Rui Barreto afirma que o Governo está a preparar um apoio extraordinário às empresas

O secretário regional de Economia, Rui Barreto, esteve hoje na sessão de abertura da última sessão do ciclo de reuniões “Ouvir para Decidir”, promovido pelo Conselho Consultivo de Economia, na ilha do Porto Santo. Na ocasião, este responsável afirmou que o governo está a preparar um apoio extraordinário às empresas. Criticou, por outro lado, o novo regime de lay-off “complicado”.

Perante aproximadamente meia centena de empresários, autarcas portosantenses e representantes de associações empresariais locais, Rui Barreto referiu que o Governo se encontra a preparar um apoio extraordinário ao novo regime de lay-off recentemente aprovado pelo Governo da República.

“Estamos a preparar um conjunto de medidas para apoiar as empresas que ao abrigo deste lay-off, que é um lay-off não simplificado, mas que é um lay-off complicado”. Segundo o governante, o novo regime parte do pressuposto que existe uma “normalização da actividade económica”, quando, na realidade, afirma, o que está a suceder é uma “retoma progressiva da actividade económica”. Para compensar este desfasamento, o Governo Regional está a desenhar um apoio específico às empresas para apoiar nos custos com os trabalhadores, assegurou.

Por outro lado, disse que as empresas do Porto Santo serão contempladas no apoio aos custos de transporte desde a ilha até ao continente. A verba de 2,5 milhões de euros para apoiar os custos de transporte das empresas madeirenses para o continente português encontra-se inscrita no orçamento suplementar, mas o Governo vai mais longe e vai incluir neste apoio a expedição de produtos entre o Porto Santo, a Madeira e o Continente, declarou.

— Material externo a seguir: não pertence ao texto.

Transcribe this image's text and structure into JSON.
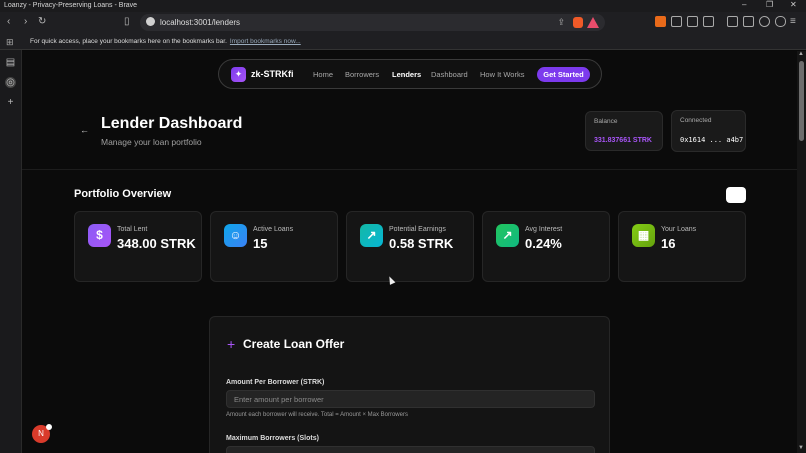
{
  "window": {
    "title": "Loanzy - Privacy-Preserving Loans - Brave"
  },
  "browser": {
    "url": "localhost:3001/lenders",
    "bookmarks_text": "For quick access, place your bookmarks here on the bookmarks bar.",
    "bookmarks_link": "Import bookmarks now..."
  },
  "nav": {
    "brand": "zk-STRKfi",
    "links": [
      "Home",
      "Borrowers",
      "Lenders",
      "Dashboard",
      "How It Works"
    ],
    "active": "Lenders",
    "cta": "Get Started"
  },
  "header": {
    "title": "Lender Dashboard",
    "subtitle": "Manage your loan portfolio",
    "balance_label": "Balance",
    "balance_value": "331.837661 STRK",
    "connected_label": "Connected",
    "connected_value": "0x1614 ... a4b7"
  },
  "portfolio": {
    "title": "Portfolio Overview",
    "cards": [
      {
        "label": "Total Lent",
        "value": "348.00 STRK",
        "icon": "dollar-icon",
        "color": "#8b5cf6"
      },
      {
        "label": "Active Loans",
        "value": "15",
        "icon": "users-icon",
        "color": "#0ea5e9"
      },
      {
        "label": "Potential Earnings",
        "value": "0.58 STRK",
        "icon": "trending-up-icon",
        "color": "#14b8a6"
      },
      {
        "label": "Avg Interest",
        "value": "0.24%",
        "icon": "trending-up-icon",
        "color": "#22c55e"
      },
      {
        "label": "Your Loans",
        "value": "16",
        "icon": "calendar-icon",
        "color": "#84cc16"
      }
    ]
  },
  "offer": {
    "title": "Create Loan Offer",
    "amount_label": "Amount Per Borrower (STRK)",
    "amount_placeholder": "Enter amount per borrower",
    "amount_hint": "Amount each borrower will receive. Total = Amount × Max Borrowers",
    "slots_label": "Maximum Borrowers (Slots)"
  },
  "colors": {
    "accent": "#7c3aed",
    "balance": "#a855f7",
    "background": "#0b0b0b"
  }
}
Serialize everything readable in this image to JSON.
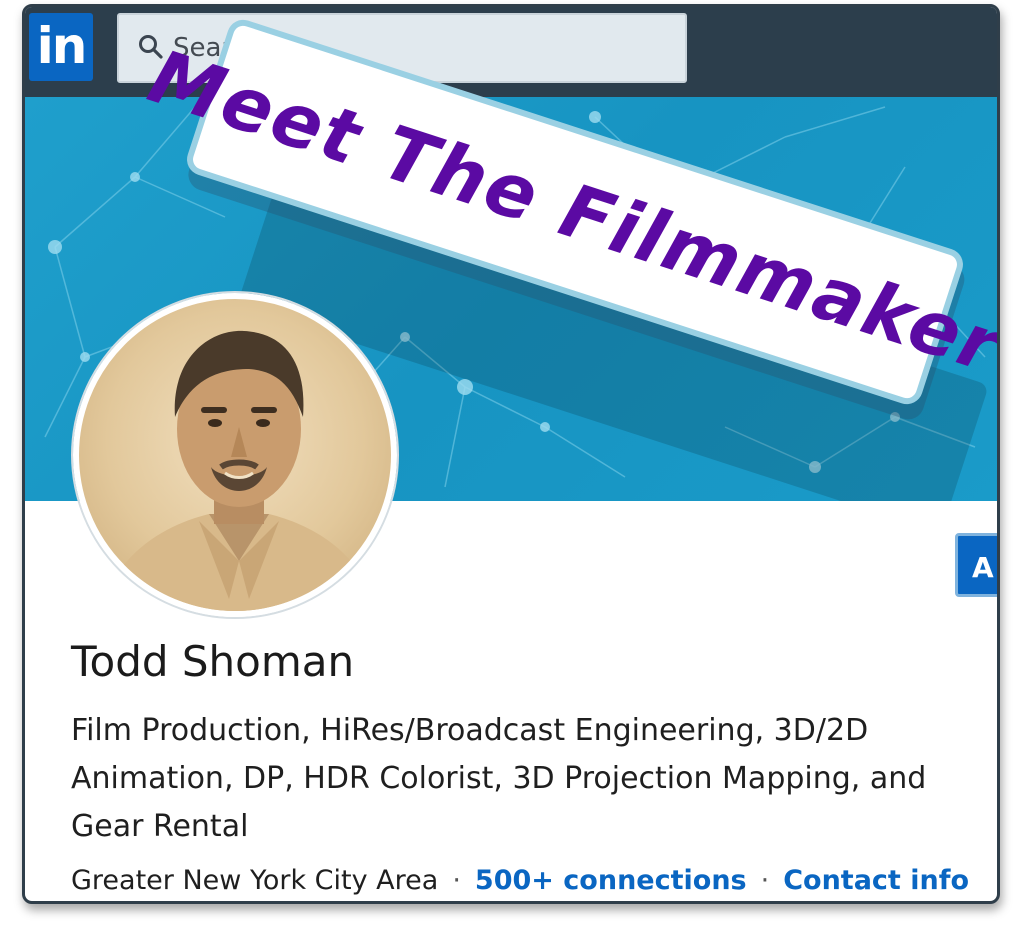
{
  "nav": {
    "logo_text": "in",
    "search_placeholder": "Search"
  },
  "banner": {
    "sign_text": "Meet The Filmmaker"
  },
  "profile": {
    "name": "Todd Shoman",
    "headline_lines": [
      "Film Production, HiRes/Broadcast Engineering, 3D/2D",
      "Animation, DP, HDR Colorist, 3D Projection Mapping, and",
      "Gear Rental"
    ],
    "location": "Greater New York City Area",
    "separator": "·",
    "connections": "500+ connections",
    "contact_info": "Contact info",
    "action_button_partial": "A"
  },
  "colors": {
    "nav_bg": "#2c3e4c",
    "brand_blue": "#0a66c2",
    "banner_blue": "#1a9bc9",
    "sign_text": "#5b0aa3"
  },
  "icons": {
    "search": "search-icon",
    "logo": "linkedin-logo-icon"
  }
}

A soma de todas as medidas de apoio às famílias e empresas madeirenses e portosantentes já representa 4,6% do PIB, garantiu. Ao todo, foram derramados 250 milhões de euros na economia da Região. “Tudo o que fizemos até agora foi a expensas do Governo Regional e dos contribuintes madeirenses”, realçou.

No que diz respeito ao Porto Santo, a linha de crédito Investe RAM apoiou 65 empresas no montante de 800 mil euros. No âmbito do programa ADAPTAR, foram aprovados 25 projectos do Porto Santo no valor de 95 mil euros. Relativamente aos sistemas de incentivos do IDE, os apoios às empresas sediadas na “Ilha Dourada” já ascendem aos 3 milhões de euros. A par disto, as empresas localizadas no Parque Empresarial da ilha foram isentas do pagamento das rendas durante seis meses.

Rui Barreto anunciou ainda a continuidade na aposta no apoio à formação e qualificação profissional. “Este também é o momento de olharmos para a formação, que deve ser contínua, e perceber que muito vai nascer após esta pandemia, perceber que hoje, de facto, a transição digital, a inovação e novas tecnologias, a possibilidade de atrair recursos e pessoas para, por exemplo, poderem viver nesta ilha e a partir desta ilha poderem desenvolver a sua actividade profissional em diversas geografias,  deve constituir um desafio”. E apontou a receita: “O Governo apresentará mais um ambicioso plano de atractividade fiscal nos próximos meses. Nós vamos investir todos os recursos na recuperação e vamos aproveitar esta circunstância para mexer no regime fiscal e permitir maior atractividade”, afiançou.

O governante deixou a garantia de que serão usados todos os meios para acudir a medidas emergenciais seja na área económica, seja na área social ou também na área da saúde. “Temo-lo feito até agora estritamente com verbas do orçamento regional. Se este é o quadro que se avizinha, para o qual temos que trabalhar para mitigar os efeitos, cabe aos governos, ao Estado e à União Europeia encontrar soluções”.

Esta foi a última sessão do ciclo de reuniões “Ouvir para Decidir”. Após a recolha de contributos, cabe agora ao Conselho Consultivo de Economia preparar o documento orientador para o PERAM – Plano Estratégico de Recuperação da Economia da Região.